The request must be made in writing and repeated fifteen days later. It must be accepted successively by two doctors and then examined by a commission.
A right of "conscientious objection" is provided for health professionals who refuse to participate in euthanasia.
The cost of the procedure will be reimbursed by Social Security.
"As a society, we cannot remain impassive in the face of the intolerable suffering of some people," Health Minister Salvador Illa said. The text responded to "a very cross-cutting demand from the majority of Spanish society," she added.
The PP denounced the "haste" with which the vote was organised, believing that the government had wanted to avoid a "serious debate".
PP deputy José Ignacio Echániz said the law was "a defeat for everyone, a failure for our health system and our society".
"In the face of euthanasia and assisted suicide, we defend palliative care, deep pain treatment and palliative sedation," he added.
Following the vote, the Vox party announced that it would file an appeal with Spain's Constitutional Court.
Since coming to power in 2018, the socialist government had already tried twice in vain to get this reform passed.
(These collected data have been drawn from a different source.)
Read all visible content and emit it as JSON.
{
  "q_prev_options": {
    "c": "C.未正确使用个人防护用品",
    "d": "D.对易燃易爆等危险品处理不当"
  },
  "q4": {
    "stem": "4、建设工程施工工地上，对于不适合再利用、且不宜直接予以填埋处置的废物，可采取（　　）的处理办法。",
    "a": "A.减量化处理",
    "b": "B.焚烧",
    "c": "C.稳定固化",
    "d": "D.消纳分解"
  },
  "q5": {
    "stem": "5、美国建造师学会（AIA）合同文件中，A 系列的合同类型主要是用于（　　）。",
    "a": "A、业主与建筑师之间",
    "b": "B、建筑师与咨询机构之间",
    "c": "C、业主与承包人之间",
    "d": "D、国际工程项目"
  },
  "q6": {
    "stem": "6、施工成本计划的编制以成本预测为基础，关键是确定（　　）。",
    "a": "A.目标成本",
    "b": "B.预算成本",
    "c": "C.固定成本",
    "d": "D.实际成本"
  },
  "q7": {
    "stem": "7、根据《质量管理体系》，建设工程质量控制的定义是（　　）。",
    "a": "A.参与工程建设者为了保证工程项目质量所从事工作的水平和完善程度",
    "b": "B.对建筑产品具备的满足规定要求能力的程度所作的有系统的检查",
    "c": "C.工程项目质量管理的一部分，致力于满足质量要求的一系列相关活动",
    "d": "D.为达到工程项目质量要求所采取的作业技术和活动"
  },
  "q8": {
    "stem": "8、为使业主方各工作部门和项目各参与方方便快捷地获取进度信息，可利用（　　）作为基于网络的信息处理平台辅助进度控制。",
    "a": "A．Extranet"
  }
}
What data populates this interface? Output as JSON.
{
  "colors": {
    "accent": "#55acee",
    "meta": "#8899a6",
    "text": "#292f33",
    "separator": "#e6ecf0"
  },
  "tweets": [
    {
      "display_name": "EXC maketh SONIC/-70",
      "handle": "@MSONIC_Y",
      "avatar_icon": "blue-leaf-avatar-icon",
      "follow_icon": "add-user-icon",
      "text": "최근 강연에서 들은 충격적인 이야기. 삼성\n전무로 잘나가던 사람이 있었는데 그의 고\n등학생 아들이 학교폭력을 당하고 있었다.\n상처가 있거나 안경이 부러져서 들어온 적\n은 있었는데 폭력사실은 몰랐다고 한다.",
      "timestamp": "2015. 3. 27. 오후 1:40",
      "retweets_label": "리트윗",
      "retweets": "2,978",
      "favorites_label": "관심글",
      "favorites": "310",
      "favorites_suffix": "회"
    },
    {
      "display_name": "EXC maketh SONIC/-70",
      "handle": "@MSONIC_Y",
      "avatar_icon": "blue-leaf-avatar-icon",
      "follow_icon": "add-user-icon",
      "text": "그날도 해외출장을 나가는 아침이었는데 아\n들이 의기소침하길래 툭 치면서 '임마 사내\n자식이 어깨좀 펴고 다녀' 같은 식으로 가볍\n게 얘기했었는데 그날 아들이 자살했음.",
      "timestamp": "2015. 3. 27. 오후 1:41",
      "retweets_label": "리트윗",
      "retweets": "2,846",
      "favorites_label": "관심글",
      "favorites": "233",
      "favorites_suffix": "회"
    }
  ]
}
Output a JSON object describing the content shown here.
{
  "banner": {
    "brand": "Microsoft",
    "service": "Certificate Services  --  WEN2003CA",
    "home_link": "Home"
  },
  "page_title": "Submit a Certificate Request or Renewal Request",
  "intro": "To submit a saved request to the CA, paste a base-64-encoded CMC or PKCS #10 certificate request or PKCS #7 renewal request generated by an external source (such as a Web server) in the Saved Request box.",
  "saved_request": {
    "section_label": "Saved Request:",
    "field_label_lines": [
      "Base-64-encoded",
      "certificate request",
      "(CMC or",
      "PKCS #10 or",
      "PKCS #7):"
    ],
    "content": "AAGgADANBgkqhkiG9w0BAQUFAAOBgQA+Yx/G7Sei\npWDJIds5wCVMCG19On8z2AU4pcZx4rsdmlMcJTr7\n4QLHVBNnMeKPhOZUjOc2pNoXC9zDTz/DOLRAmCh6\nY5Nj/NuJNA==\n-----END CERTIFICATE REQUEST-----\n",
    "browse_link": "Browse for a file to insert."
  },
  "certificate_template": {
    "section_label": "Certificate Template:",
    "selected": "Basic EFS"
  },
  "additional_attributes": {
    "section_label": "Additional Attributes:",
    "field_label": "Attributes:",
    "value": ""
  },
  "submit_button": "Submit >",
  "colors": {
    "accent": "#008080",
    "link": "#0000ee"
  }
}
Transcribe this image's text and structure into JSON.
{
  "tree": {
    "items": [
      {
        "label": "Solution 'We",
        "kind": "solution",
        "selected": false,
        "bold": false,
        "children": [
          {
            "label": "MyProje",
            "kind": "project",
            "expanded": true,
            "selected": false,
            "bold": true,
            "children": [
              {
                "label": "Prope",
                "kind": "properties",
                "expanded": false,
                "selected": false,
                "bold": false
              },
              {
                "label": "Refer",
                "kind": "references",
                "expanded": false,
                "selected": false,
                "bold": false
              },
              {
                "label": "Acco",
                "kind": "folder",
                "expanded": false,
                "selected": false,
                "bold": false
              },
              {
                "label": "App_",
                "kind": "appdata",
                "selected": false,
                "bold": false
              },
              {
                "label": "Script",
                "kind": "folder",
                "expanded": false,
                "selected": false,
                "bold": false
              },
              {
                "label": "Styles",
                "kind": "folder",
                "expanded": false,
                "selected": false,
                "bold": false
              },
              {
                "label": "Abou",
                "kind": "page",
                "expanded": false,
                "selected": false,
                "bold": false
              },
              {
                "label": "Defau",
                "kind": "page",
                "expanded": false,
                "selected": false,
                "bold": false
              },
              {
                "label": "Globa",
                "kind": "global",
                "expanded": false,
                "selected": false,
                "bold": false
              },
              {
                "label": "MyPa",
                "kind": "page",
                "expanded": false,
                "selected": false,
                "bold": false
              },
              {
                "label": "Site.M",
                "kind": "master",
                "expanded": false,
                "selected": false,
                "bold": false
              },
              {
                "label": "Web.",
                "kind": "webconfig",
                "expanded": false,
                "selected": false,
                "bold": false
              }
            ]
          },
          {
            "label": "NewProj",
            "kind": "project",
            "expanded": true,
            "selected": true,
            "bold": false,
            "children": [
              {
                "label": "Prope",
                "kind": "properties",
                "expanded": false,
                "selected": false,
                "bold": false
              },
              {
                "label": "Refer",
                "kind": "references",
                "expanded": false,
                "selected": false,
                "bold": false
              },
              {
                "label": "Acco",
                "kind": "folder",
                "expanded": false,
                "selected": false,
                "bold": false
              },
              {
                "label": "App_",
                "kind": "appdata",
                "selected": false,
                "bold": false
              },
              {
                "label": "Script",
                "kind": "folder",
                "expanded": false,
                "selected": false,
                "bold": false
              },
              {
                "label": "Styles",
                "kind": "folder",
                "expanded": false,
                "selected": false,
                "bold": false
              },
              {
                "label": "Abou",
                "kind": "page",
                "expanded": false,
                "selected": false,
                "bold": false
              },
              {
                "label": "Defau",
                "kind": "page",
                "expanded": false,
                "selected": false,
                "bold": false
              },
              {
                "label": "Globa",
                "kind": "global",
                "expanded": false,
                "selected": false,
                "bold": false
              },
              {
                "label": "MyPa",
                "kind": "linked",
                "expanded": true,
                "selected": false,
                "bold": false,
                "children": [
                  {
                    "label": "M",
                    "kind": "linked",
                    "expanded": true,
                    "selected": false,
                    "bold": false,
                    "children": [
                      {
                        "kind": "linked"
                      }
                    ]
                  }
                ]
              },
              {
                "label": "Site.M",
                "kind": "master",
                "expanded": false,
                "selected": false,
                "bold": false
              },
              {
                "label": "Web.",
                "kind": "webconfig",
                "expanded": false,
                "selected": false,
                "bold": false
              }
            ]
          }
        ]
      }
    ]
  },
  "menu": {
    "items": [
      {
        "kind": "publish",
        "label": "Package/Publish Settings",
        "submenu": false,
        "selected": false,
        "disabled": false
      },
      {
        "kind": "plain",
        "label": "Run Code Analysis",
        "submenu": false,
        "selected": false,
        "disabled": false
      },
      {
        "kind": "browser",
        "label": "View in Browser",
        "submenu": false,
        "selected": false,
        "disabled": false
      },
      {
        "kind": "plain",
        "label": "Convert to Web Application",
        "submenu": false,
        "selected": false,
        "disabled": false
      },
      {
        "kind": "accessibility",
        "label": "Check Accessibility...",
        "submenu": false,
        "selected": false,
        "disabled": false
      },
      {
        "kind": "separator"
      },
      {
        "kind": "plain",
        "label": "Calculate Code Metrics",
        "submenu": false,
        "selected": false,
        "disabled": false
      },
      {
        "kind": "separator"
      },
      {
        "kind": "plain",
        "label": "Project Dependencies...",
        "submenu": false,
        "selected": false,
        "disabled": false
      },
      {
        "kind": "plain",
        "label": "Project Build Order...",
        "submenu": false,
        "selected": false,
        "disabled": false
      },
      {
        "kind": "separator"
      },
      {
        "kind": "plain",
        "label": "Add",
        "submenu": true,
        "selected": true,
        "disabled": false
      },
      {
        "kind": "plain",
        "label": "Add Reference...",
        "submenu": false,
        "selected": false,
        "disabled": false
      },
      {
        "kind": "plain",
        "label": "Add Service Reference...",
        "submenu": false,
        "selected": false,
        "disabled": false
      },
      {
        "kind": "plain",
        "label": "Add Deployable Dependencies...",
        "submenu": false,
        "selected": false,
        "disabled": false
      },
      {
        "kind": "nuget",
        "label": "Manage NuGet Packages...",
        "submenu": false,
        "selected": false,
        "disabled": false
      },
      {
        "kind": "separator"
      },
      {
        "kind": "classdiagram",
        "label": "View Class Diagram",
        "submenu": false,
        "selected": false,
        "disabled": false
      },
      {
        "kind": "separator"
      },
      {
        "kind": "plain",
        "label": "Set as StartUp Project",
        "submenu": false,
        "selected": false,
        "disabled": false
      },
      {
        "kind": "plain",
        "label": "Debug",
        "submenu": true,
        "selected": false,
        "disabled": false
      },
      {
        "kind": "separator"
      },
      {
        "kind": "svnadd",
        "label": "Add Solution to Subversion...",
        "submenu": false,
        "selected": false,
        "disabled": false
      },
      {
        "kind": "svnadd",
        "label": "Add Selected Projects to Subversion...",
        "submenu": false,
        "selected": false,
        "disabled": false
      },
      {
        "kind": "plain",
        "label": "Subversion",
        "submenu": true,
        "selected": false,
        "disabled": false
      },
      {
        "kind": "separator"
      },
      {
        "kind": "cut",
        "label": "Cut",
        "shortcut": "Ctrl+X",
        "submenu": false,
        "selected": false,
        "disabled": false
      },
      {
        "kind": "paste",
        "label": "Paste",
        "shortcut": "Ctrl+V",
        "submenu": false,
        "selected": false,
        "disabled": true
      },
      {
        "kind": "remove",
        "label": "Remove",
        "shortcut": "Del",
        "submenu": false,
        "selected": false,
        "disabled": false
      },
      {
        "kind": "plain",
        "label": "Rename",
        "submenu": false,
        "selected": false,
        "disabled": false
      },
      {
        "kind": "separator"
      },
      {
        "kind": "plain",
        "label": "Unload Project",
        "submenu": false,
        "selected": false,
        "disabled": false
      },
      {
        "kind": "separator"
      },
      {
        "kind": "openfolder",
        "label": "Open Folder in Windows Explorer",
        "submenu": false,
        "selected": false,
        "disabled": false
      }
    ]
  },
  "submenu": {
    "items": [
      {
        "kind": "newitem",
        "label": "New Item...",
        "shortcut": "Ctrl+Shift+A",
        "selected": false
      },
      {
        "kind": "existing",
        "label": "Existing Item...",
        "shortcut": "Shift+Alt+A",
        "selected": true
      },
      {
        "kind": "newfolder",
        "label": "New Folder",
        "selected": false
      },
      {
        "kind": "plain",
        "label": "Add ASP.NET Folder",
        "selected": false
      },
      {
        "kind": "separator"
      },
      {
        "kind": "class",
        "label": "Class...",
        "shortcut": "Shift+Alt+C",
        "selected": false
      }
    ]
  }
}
Currently, assisted suicide and euthanasia are punishable by two to 10 years in prison, which can be reduced if the person is suffering from a serious illness and has asked to die.
The vote comes almost 23 years after the death of the Spaniard Ramon Sampedro, who became quadriplegic at the age of 25 and then spent 29 years claiming the right to die. Once the offence was statute-barred, one of his friends admitted in court that she had participated in his assisted suicide in 1998.
This case inspired the film 'Mar Adentro' by Alejandro Amenabar, which won an Oscar in 2005.